PDF to txt. PHP façade for Apache's PDFBox

Primary LanguagePHP

#PDFBox-php Parsing text from PDF-files using the java utility PDFBox from Apache.

##Usage

###Basic This is a basic use case, found in demos/demo.php.

<?php

require_once '..'.DIRECTORY_SEPARATOR.'PDFBox.php';
require_once '..'.DIRECTORY_SEPARATOR.'PDFBox'.DIRECTORY_SEPARATOR.'ExtractText.php';

$jar = "pdfbox-app-1.4.0.jar";
$pdf_box = new PDFBox($jar);
$extract_text = new PDFBox\ExtractText($pdf_box);

$extract_text->parse('regular.pdf');

Input:

  • Path to jar
  • Path to pdf

Output:

  • The contents of "regular.pdf" located in "regular.txt" in the same folder

###Full API Read through the interface (public methods) of PDFBox\ExtractText.

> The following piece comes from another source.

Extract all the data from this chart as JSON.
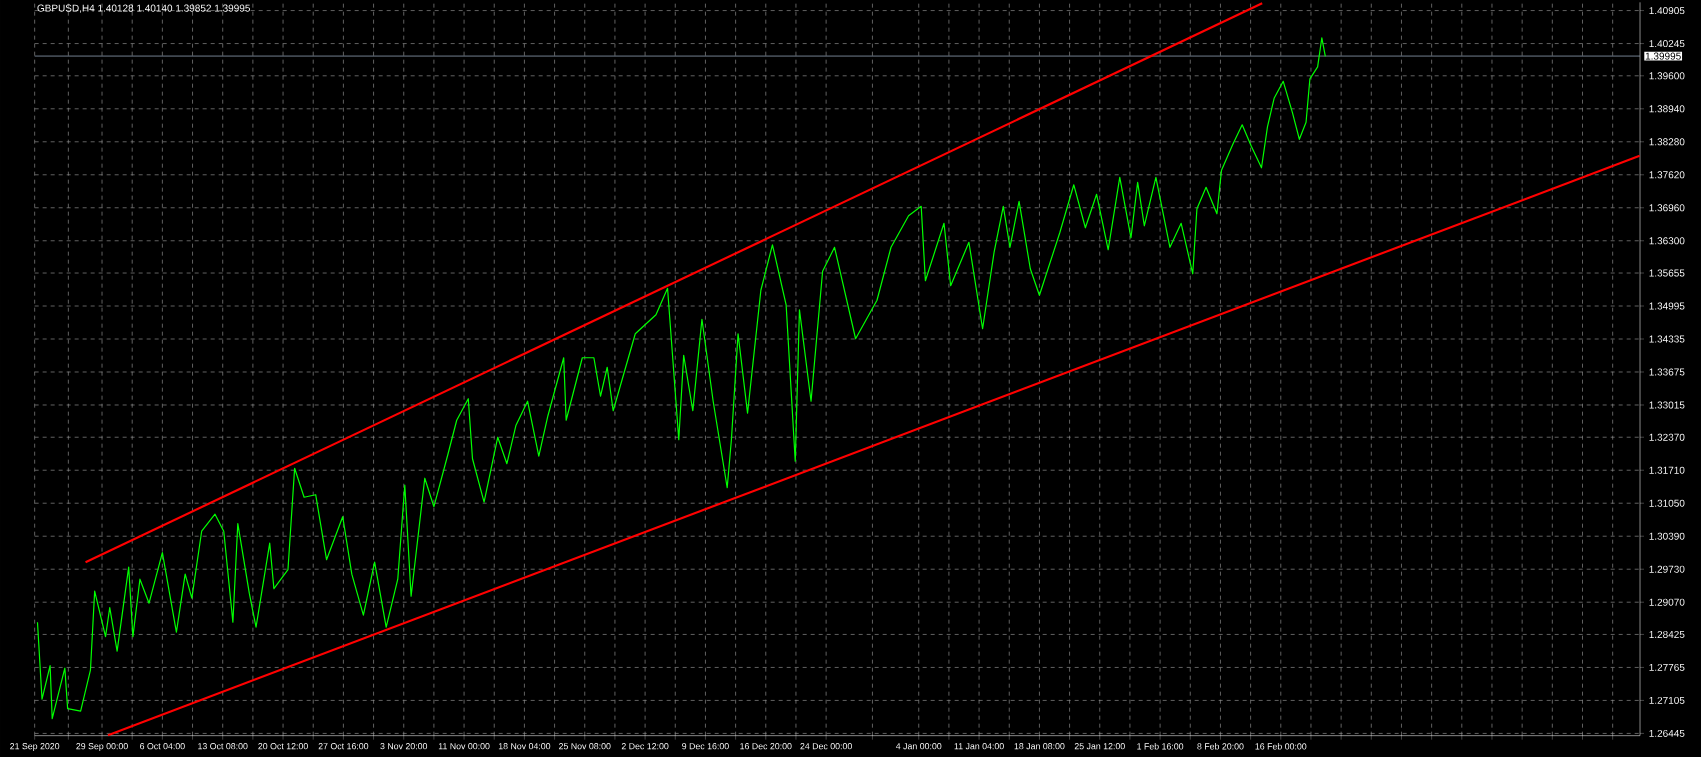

There are corresponding methods for every option available in the .jar.

##Requirements

  • java
  • PDFBox - one single .jar file necessary - and it must be executable
  • PHP 5.3 (for namespaces)

##License The bundled .jar is licensed under the Apache License, Version 2.0. The same goes for PDFBox-php:

Copyright 2011 Carl Helmertz

Licensed under the Apache License, Version 2.0 (the "License"); you may not use this file except in compliance with the License. You may obtain a copy of the License at

http://www.apache.org/licenses/LICENSE-2.0

Unless required by applicable law or agreed to in writing, software distributed under the License is distributed on an "AS IS" BASIS, WITHOUT WARRANTIES OR CONDITIONS OF ANY KIND, either express or implied. See the License for the specific language governing permissions and limitations under the License.